G21C-05:
Discharge Estimation Using Hydro-Geodetic Approaches

Tuesday, 16 December 2014: 9:00 AM
Mohammad J. Tourian1, Christof Lorenz2, Balaji Devaraju1, Johannes M. Riegger3, Harald Kunstmann2,4 and Nico J Sneeuw1, (1)University of Stuttgart, Institute of Geodesy, Stuttgart, Germany, (2)Karlsruhe Institute of Technology, Karlsruhe, Germany, (3)University of Stuttgart, Institute for Modelling Hydraulic and Environmental Systems, Stuttgart, Germany, (4)University of Augsburg, Institute of Geography, Augsburg, Germany
Abstract:
The publicly available global discharge database is limited in spatial and temporal coverage. Although regional exceptions exist, the population of the database has declined over the past several years. When aiming for global scale discharge at a sufficient temporal resolution and with homogeneous accuracy, the choice to use spaceborne sensors is only a logical step. In this respect, we take water storage changes from GRACE and water level measurements from satellite altimetry and present a comprehensive assessment of 5 different hydro-geodetic approaches for river discharge prediction: hydrological balance equation, hydro-meteorological balance equation, least squares prediction using the covariance matrices out of available old in situ data, satellite altimetry with quantile function based stage-discharge relationships and a runoff-storage relationship that takes time-lag into account.
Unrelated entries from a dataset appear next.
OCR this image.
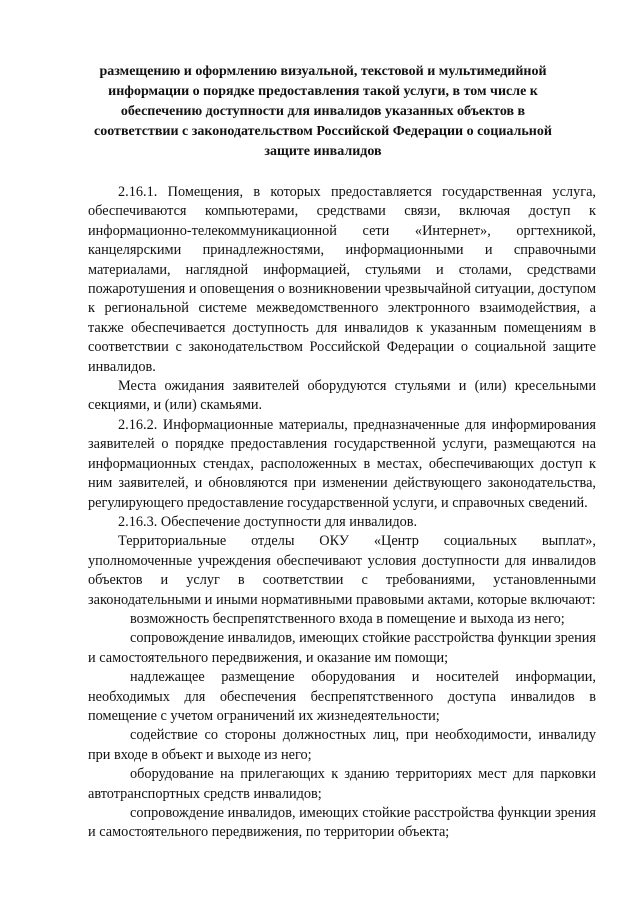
размещению и оформлению визуальной, текстовой и мультимедийной
информации о порядке предоставления такой услуги, в том числе к
обеспечению доступности для инвалидов указанных объектов в
соответствии с законодательством Российской Федерации о социальной
защите инвалидов

2.16.1. Помещения, в которых предоставляется государственная услуга, обеспечиваются компьютерами, средствами связи, включая доступ к информационно-телекоммуникационной сети «Интернет», оргтехникой, канцелярскими принадлежностями, информационными и справочными материалами, наглядной информацией, стульями и столами, средствами пожаротушения и оповещения о возникновении чрезвычайной ситуации, доступом к региональной системе межведомственного электронного взаимодействия, а также обеспечивается доступность для инвалидов к указанным помещениям в соответствии с законодательством Российской Федерации о социальной защите инвалидов.

Места ожидания заявителей оборудуются стульями и (или) кресельными секциями, и (или) скамьями.

2.16.2. Информационные материалы, предназначенные для информирования заявителей о порядке предоставления государственной услуги, размещаются на информационных стендах, расположенных в местах, обеспечивающих доступ к ним заявителей, и обновляются при изменении действующего законодательства, регулирующего предоставление государственной услуги, и справочных сведений.

2.16.3. Обеспечение доступности для инвалидов.

Территориальные отделы ОКУ «Центр социальных выплат», уполномоченные учреждения обеспечивают условия доступности для инвалидов объектов и услуг в соответствии с требованиями, установленными законодательными и иными нормативными правовыми актами, которые включают:

возможность беспрепятственного входа в помещение и выхода из него;

сопровождение инвалидов, имеющих стойкие расстройства функции зрения и самостоятельного передвижения, и оказание им помощи;

надлежащее размещение оборудования и носителей информации, необходимых для обеспечения беспрепятственного доступа инвалидов в помещение с учетом ограничений их жизнедеятельности;

содействие со стороны должностных лиц, при необходимости, инвалиду при входе в объект и выходе из него;

оборудование на прилегающих к зданию территориях мест для парковки автотранспортных средств инвалидов;

сопровождение инвалидов, имеющих стойкие расстройства функции зрения и самостоятельного передвижения, по территории объекта;
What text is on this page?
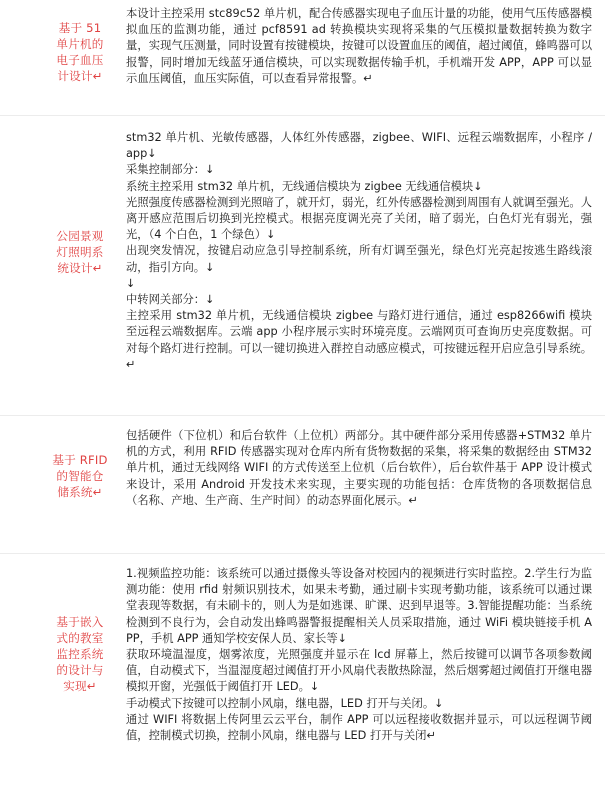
基于 51 单片机的电子血压计设计↵

本设计主控采用 stc89c52 单片机，配合传感器实现电子血压计量的功能，使用气压传感器模拟血压的监测功能，通过 pcf8591 ad 转换模块实现将采集的气压模拟量数据转换为数字量，实现气压测量，同时设置有按键模块，按键可以设置血压的阈值，超过阈值，蜂鸣器可以报警，同时增加无线蓝牙通信模块，可以实现数据传输手机，手机端开发 APP，APP 可以显示血压阈值，血压实际值，可以查看异常报警。↵

公园景观灯照明系统设计↵

stm32 单片机、光敏传感器，人体红外传感器，zigbee、WIFI、远程云端数据库，小程序 / app↓

采集控制部分：↓

系统主控采用 stm32 单片机，无线通信模块为 zigbee 无线通信模块↓

光照强度传感器检测到光照暗了，就开灯，弱光，红外传感器检测到周围有人就调至强光。人离开感应范围后切换到光控模式。根据亮度调光亮了关闭，暗了弱光，白色灯光有弱光，强光，（4 个白色，1 个绿色）↓

出现突发情况，按键启动应急引导控制系统，所有灯调至强光，绿色灯光亮起按逃生路线滚动，指引方向。↓

↓

中转网关部分：↓

主控采用 stm32 单片机，无线通信模块 zigbee 与路灯进行通信，通过 esp8266wifi 模块至远程云端数据库。云端 app 小程序展示实时环境亮度。云端网页可查询历史亮度数据。可对每个路灯进行控制。可以一键切换进入群控自动感应模式，可按键远程开启应急引导系统。↵

基于 RFID 的智能仓储系统↵

包括硬件（下位机）和后台软件（上位机）两部分。其中硬件部分采用传感器+STM32 单片机的方式，利用 RFID 传感器实现对仓库内所有货物数据的采集，将采集的数据经由 STM32 单片机，通过无线网络 WIFI 的方式传送至上位机（后台软件），后台软件基于 APP 设计模式来设计，采用 Android 开发技术来实现，主要实现的功能包括：仓库货物的各项数据信息（名称、产地、生产商、生产时间）的动态界面化展示。↵

基于嵌入式的教室监控系统的设计与实现↵

1.视频监控功能：该系统可以通过摄像头等设备对校园内的视频进行实时监控。2.学生行为监测功能：使用 rfid 射频识别技术，如果未考勤，通过刷卡实现考勤功能，该系统可以通过课堂表现等数据，有未刷卡的，则人为是如逃课、旷课、迟到早退等。3.智能提醒功能：当系统检测到不良行为，会自动发出蜂鸣器警报提醒相关人员采取措施，通过 WiFi 模块链接手机 APP，手机 APP 通知学校安保人员、家长等↓

获取环境温湿度，烟雾浓度，光照强度并显示在 lcd 屏幕上，然后按键可以调节各项参数阈值，自动模式下，当温湿度超过阈值打开小风扇代表散热除湿，然后烟雾超过阈值打开继电器模拟开窗，光强低于阈值打开 LED。↓

手动模式下按键可以控制小风扇，继电器，LED 打开与关闭。↓

通过 WIFI 将数据上传阿里云云平台，制作 APP 可以远程接收数据并显示，可以远程调节阈值，控制模式切换，控制小风扇，继电器与 LED 打开与关闭↵
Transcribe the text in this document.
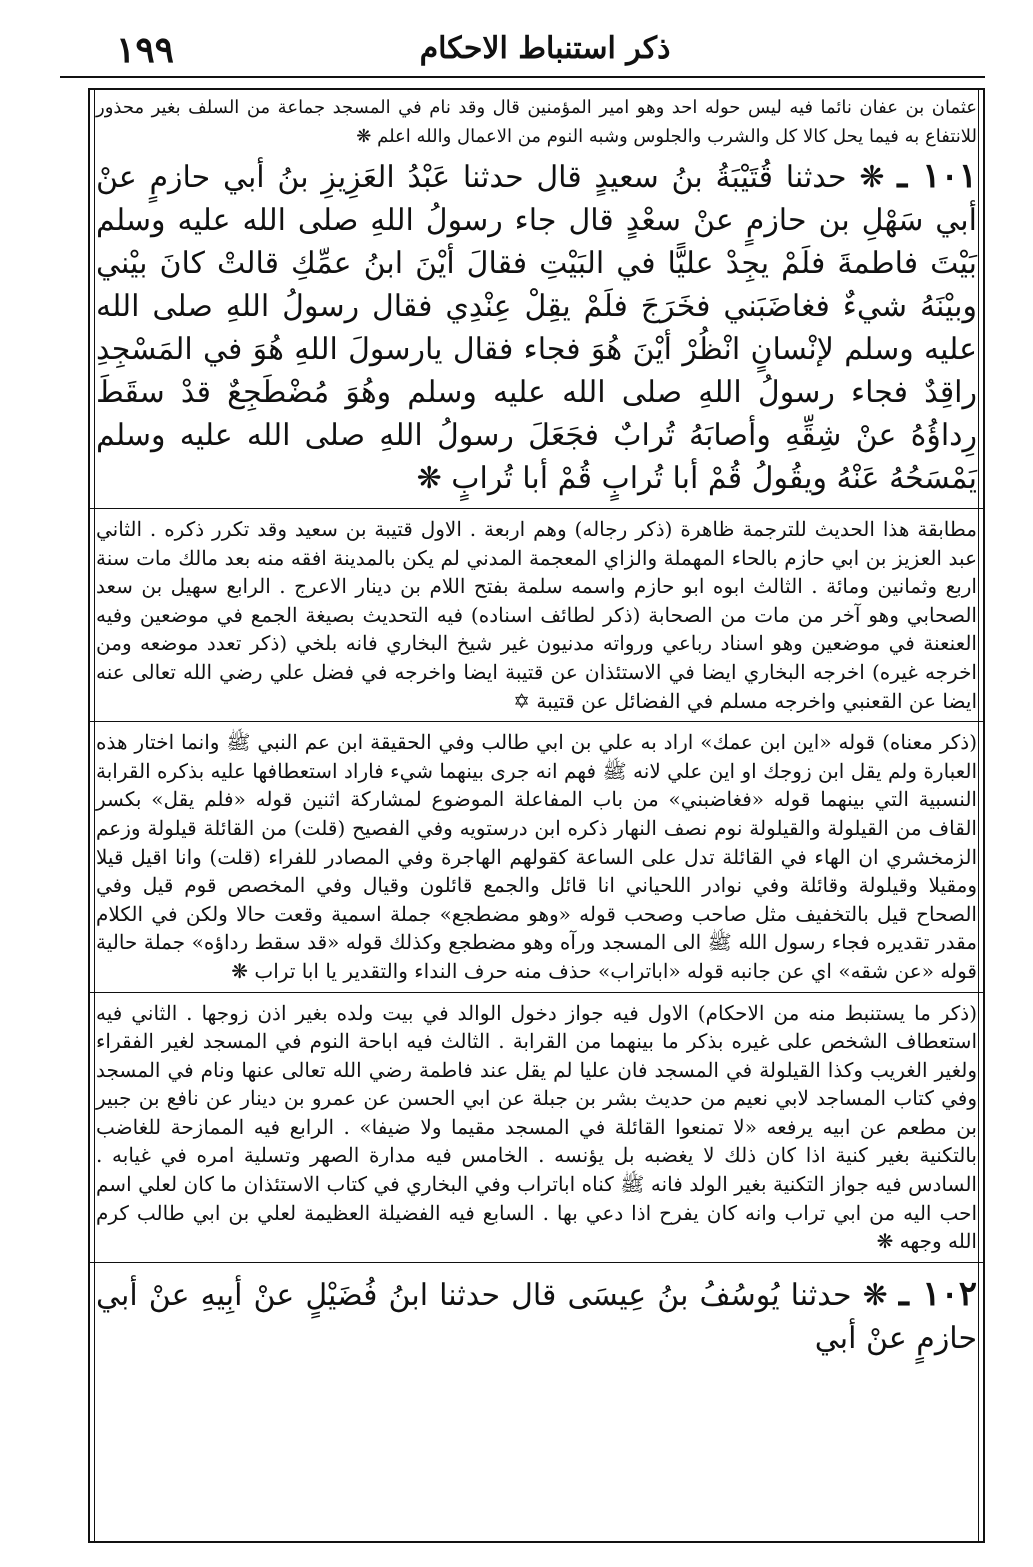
١٩٩	ذكر استنباط الاحكام

عثمان بن عفان نائما فيه ليس حوله احد وهو امير المؤمنين قال وقد نام في المسجد جماعة من السلف بغير محذور للانتفاع به فيما يحل كالا كل والشرب والجلوس وشبه النوم من الاعمال والله اعلم ❋

١٠١ ـ ❋ حدثنا قُتَيْبَةُ بنُ سعيدٍ قال حدثنا عَبْدُ العَزِيزِ بنُ أبي حازمٍ عنْ أبي سَهْلِ بن حازمٍ عنْ سعْدٍ قال جاء رسولُ اللهِ صلى الله عليه وسلم بَيْتَ فاطمةَ فلَمْ يجِدْ عليًّا في البَيْتِ فقالَ أيْنَ ابنُ عمِّكِ قالتْ كانَ بيْني وبيْنَهُ شيءٌ فغاضَبَني فخَرَجَ فلَمْ يقِلْ عِنْدِي فقال رسولُ اللهِ صلى الله عليه وسلم لإنْسانٍ انْظُرْ أيْنَ هُوَ فجاء فقال يارسولَ اللهِ هُوَ في المَسْجِدِ راقِدٌ فجاء رسولُ اللهِ صلى الله عليه وسلم وهُوَ مُضْطَجِعٌ قدْ سقَطَ رِداؤُهُ عنْ شِقِّهِ وأصابَهُ تُرابٌ فجَعَلَ رسولُ اللهِ صلى الله عليه وسلم يَمْسَحُهُ عَنْهُ ويقُولُ قُمْ أبا تُرابٍ قُمْ أبا تُرابٍ ❋

مطابقة هذا الحديث للترجمة ظاهرة (ذكر رجاله) وهم اربعة . الاول قتيبة بن سعيد وقد تكرر ذكره . الثاني عبد العزيز بن ابي حازم بالحاء المهملة والزاي المعجمة المدني لم يكن بالمدينة افقه منه بعد مالك مات سنة اربع وثمانين ومائة . الثالث ابوه ابو حازم واسمه سلمة بفتح اللام بن دينار الاعرج . الرابع سهيل بن سعد الصحابي وهو آخر من مات من الصحابة (ذكر لطائف اسناده) فيه التحديث بصيغة الجمع في موضعين وفيه العنعنة في موضعين وهو اسناد رباعي ورواته مدنيون غير شيخ البخاري فانه بلخي (ذكر تعدد موضعه ومن اخرجه غيره) اخرجه البخاري ايضا في الاستئذان عن قتيبة ايضا واخرجه في فضل علي رضي الله تعالى عنه ايضا عن القعنبي واخرجه مسلم في الفضائل عن قتيبة ✡

(ذكر معناه) قوله «اين ابن عمك» اراد به علي بن ابي طالب وفي الحقيقة ابن عم النبي ﷺ وانما اختار هذه العبارة ولم يقل ابن زوجك او اين علي لانه ﷺ فهم انه جرى بينهما شيء فاراد استعطافها عليه بذكره القرابة النسبية التي بينهما قوله «فغاضبني» من باب المفاعلة الموضوع لمشاركة اثنين قوله «فلم يقل» بكسر القاف من القيلولة والقيلولة نوم نصف النهار ذكره ابن درستويه وفي الفصيح (قلت) من القائلة قيلولة وزعم الزمخشري ان الهاء في القائلة تدل على الساعة كقولهم الهاجرة وفي المصادر للفراء (قلت) وانا اقيل قيلا ومقيلا وقيلولة وقائلة وفي نوادر اللحياني انا قائل والجمع قائلون وقيال وفي المخصص قوم قيل وفي الصحاح قيل بالتخفيف مثل صاحب وصحب قوله «وهو مضطجع» جملة اسمية وقعت حالا ولكن في الكلام مقدر تقديره فجاء رسول الله ﷺ الى المسجد ورآه وهو مضطجع وكذلك قوله «قد سقط رداؤه» جملة حالية قوله «عن شقه» اي عن جانبه قوله «اباتراب» حذف منه حرف النداء والتقدير يا ابا تراب ❋

(ذكر ما يستنبط منه من الاحكام) الاول فيه جواز دخول الوالد في بيت ولده بغير اذن زوجها . الثاني فيه استعطاف الشخص على غيره بذكر ما بينهما من القرابة . الثالث فيه اباحة النوم في المسجد لغير الفقراء ولغير الغريب وكذا القيلولة في المسجد فان عليا لم يقل عند فاطمة رضي الله تعالى عنها ونام في المسجد وفي كتاب المساجد لابي نعيم من حديث بشر بن جبلة عن ابي الحسن عن عمرو بن دينار عن نافع بن جبير بن مطعم عن ابيه يرفعه «لا تمنعوا القائلة في المسجد مقيما ولا ضيفا» . الرابع فيه الممازحة للغاضب بالتكنية بغير كنية اذا كان ذلك لا يغضبه بل يؤنسه . الخامس فيه مدارة الصهر وتسلية امره في غيابه . السادس فيه جواز التكنية بغير الولد فانه ﷺ كناه اباتراب وفي البخاري في كتاب الاستئذان ما كان لعلي اسم احب اليه من ابي تراب وانه كان يفرح اذا دعي بها . السابع فيه الفضيلة العظيمة لعلي بن ابي طالب كرم الله وجهه ❋

١٠٢ ـ ❋ حدثنا يُوسُفُ بنُ عِيسَى قال حدثنا ابنُ فُضَيْلٍ عنْ أبِيهِ عنْ أبي حازمٍ عنْ أبي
As a common property these approaches do not rely on hydrological modeling; they are either purely data driven or make use of atmospheric reanalyses. The discharge estimation skill of these approaches are validated against in situ data. Our validation shows that satellite altimetry, runoff-storage and least squares prediction approaches are able to capture river discharge with an error range (relative RMSE) of less than 15% for most of the rivers under study. We are thus able to avoid the complexity of hydrological modeling for discharge estimation. Our results show that the mentioned three approaches clearly outperform the global methods (hydrological and hydro-meteorological approaches). However, the global methods have the potential to provide discharge over all landmasses ---gauged and ungauged basins alike, but are still limited due to inconsistencies in the global hydrological and hydro-meteorological datasets that they use.